Quisiera celebrar también el auge de la ética, en concreto de las así llamadas éticas aplicadas, las cuales –dicho de una manera quizás algo gruesa- impelen a determinados colectivos o sectores de la sociedad –por lo común agrupaciones o segmentos profesionales- a preguntarse cómo deben comportarse en sus respectivas áreas de trabajo para que su conducta pueda recibir aprobación desde un punto de vista moral. Se trata de colectivos que aspiran a ser juzgados no sólo en su eficiencia y tampoco únicamente en la legalidad o juridicidad de sus actuaciones, sino en la moralidad de éstas. Ética judicial, ética forense, ética periodística, ética médica, ética empresarial, ética política. A eso me refiero con la expresión “éticas aplicadas”, que no se preguntan acerca de cómo debemos comportarnos para que nuestras acciones puedan recibir aprobación moral desde una idea general del bien y la virtud, sino cómo debemos conducirnos en determinados ámbitos de trabajo de acuerdo a lo que moralmente se espera de cada uno de éstos en particular. Dicho auge está muy bien, por cierto, en la medida en que cada una de las distintas éticas aplicadas responda a una sincera determinación de los correspondientes sujetos y no se transformen, deliberada o inconscientemente, en una cortina de humo que se tiende por algunos para que la mayoría de sus colegas en una determinada profesión, semioculta detrás de esa cortina, continúe con el juego sucio de siempre.

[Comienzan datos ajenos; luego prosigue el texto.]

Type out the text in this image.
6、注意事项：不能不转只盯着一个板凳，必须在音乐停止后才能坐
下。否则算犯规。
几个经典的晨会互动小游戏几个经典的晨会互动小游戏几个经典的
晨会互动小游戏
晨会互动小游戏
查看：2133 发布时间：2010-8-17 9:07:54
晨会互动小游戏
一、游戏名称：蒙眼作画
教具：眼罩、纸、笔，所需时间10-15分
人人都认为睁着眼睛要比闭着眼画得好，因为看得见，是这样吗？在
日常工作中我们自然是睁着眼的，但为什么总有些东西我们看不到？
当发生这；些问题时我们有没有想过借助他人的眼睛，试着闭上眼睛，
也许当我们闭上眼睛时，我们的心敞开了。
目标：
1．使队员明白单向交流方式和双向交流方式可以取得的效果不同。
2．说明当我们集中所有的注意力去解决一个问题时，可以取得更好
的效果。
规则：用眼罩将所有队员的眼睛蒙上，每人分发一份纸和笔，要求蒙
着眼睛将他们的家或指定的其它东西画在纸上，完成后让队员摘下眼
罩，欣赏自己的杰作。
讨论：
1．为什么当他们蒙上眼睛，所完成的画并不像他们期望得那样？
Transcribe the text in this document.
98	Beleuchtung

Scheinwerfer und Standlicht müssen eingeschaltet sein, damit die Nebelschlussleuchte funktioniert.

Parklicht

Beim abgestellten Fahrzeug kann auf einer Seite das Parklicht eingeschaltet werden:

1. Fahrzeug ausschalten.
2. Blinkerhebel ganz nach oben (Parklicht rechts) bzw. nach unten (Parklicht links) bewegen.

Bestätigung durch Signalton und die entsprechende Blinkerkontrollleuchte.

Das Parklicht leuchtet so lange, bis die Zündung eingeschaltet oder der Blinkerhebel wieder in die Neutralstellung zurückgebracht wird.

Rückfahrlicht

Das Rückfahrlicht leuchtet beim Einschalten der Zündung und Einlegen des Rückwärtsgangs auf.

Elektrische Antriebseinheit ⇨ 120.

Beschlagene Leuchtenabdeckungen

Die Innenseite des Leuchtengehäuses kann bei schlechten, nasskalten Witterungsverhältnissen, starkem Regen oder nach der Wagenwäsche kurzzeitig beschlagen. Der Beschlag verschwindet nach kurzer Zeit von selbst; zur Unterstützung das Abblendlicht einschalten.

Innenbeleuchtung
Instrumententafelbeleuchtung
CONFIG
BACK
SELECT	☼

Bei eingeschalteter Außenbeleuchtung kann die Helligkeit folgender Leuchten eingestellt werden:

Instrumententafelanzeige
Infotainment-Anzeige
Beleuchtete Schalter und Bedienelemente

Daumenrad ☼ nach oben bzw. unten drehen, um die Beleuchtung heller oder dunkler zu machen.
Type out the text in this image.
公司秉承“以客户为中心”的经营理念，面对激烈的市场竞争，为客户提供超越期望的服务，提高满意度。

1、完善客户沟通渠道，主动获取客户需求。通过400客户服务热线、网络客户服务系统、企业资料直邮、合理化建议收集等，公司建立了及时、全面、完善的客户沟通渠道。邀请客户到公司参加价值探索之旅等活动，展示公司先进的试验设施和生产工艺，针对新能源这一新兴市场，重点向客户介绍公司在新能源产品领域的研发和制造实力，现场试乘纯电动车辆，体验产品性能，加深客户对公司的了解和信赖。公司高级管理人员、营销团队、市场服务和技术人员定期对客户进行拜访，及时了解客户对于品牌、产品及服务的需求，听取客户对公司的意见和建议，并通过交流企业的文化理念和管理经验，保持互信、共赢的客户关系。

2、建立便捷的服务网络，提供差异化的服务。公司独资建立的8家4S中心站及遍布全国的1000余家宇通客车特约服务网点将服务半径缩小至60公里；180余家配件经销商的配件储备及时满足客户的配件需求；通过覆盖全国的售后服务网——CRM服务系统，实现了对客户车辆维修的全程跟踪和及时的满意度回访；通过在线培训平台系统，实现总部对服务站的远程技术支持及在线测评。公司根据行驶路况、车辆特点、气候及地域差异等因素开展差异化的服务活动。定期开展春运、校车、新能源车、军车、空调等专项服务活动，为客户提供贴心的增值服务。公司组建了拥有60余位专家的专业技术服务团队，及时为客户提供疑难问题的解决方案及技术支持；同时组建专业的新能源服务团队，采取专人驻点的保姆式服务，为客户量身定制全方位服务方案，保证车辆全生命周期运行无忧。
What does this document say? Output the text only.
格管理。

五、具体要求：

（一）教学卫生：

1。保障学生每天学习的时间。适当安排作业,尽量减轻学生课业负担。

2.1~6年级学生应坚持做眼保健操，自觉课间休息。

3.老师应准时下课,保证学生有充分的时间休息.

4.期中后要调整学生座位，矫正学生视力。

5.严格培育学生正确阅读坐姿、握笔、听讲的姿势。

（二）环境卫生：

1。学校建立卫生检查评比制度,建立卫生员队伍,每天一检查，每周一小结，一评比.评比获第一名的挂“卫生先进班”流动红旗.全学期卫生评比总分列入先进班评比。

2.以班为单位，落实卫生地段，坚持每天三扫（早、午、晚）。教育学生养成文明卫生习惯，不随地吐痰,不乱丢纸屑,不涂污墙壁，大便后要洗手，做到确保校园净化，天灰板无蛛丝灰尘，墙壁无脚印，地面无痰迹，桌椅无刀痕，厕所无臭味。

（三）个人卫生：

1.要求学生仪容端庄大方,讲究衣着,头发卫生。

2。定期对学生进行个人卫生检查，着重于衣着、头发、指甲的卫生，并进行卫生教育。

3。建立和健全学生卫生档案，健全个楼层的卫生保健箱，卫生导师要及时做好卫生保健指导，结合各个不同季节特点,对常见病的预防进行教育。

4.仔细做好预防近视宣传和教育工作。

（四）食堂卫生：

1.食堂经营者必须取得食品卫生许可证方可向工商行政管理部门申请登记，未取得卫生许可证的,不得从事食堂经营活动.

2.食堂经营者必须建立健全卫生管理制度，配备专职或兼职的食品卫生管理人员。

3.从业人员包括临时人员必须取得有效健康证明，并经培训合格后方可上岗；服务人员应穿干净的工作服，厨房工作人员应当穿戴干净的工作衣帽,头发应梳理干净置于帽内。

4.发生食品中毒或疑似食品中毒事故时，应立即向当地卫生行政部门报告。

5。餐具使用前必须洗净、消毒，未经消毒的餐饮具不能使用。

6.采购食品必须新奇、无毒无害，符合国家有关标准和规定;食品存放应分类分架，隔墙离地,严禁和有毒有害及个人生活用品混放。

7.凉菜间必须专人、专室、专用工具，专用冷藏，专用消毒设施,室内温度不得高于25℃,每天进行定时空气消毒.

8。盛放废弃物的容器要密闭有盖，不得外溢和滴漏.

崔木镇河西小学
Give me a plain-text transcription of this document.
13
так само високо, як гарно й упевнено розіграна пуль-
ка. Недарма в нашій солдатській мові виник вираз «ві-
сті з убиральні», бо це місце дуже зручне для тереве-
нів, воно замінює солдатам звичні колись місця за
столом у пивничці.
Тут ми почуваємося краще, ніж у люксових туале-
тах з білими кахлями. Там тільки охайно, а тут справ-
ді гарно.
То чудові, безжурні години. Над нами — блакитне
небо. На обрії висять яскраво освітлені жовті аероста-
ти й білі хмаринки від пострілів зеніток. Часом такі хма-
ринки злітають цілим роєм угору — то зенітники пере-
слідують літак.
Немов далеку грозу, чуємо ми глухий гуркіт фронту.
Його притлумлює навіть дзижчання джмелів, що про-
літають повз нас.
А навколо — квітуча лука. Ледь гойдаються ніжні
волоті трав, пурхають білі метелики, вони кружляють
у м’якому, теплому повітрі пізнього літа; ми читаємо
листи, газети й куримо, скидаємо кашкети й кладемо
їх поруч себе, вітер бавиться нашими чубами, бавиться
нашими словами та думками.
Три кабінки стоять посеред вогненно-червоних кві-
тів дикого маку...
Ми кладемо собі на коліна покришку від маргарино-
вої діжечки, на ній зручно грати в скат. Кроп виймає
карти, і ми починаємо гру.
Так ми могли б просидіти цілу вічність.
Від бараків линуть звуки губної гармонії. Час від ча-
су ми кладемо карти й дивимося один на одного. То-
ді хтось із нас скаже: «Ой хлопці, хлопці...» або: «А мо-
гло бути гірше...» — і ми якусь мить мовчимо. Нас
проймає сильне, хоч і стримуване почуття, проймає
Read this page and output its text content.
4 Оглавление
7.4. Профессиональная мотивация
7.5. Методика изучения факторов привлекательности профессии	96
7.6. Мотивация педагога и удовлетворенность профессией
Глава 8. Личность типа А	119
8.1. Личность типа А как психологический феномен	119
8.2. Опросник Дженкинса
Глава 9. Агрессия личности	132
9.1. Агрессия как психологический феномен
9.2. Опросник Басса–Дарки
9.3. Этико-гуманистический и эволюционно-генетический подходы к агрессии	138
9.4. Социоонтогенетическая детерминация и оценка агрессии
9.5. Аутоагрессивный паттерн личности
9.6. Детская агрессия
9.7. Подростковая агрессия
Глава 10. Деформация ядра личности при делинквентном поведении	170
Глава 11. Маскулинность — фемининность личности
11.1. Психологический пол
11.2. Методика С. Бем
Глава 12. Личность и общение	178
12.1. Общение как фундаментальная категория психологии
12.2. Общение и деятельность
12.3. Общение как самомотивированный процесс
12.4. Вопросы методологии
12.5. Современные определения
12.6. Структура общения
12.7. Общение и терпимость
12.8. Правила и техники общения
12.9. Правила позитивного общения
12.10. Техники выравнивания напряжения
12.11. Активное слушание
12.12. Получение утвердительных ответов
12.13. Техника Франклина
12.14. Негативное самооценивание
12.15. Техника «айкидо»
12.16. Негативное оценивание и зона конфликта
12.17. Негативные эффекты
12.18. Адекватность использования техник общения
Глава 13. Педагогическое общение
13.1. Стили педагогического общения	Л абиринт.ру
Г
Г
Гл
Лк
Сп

Otro asunto inquietante en relación con las éticas aplicadas es cómo ellas consiguen tener una presencia adecuada en los planes de estudio de las respectivas profesiones, por ejemplo, en el caso de la formación de abogados y de jueces, un ámbito en el que por décadas he sido testigo de cómo a un fácil en que la ética profesional no puede constituir una asignatura aislada dentro del plan de estudios en la que las demás asignaturas puedan descansar en lo que a ética profesional se refiera, sino tema y preocupación transversal de todos los cursos, sigue en el hecho que ninguna de las asignaturas que se preocupe seriamente de la ética de los futuros jueces y abogados.

Certificar la evidente transversalidad del tema se transforma entonces en que, por filiarla como asunto de todas las asignaturas, la ética profesional se transforma en los hechos en materia de ninguna. De este modo, una transversalidad temática, que sugiere reparto o, mejor aun, presencia múltiple, se transforma en ausencia.

Con todo, la ética profesional, sea del abogado, del juez, del médico, del periodista, o de quien quiera quesea, no tiene que transmitir un código moral determinado, sino más bien, a partir de casos concretos, reales o imaginarios, permitir un mayor desarrollo de la sensibilidad ética y un ejercicio del correspondiente criterio ético de los futuros profesionales.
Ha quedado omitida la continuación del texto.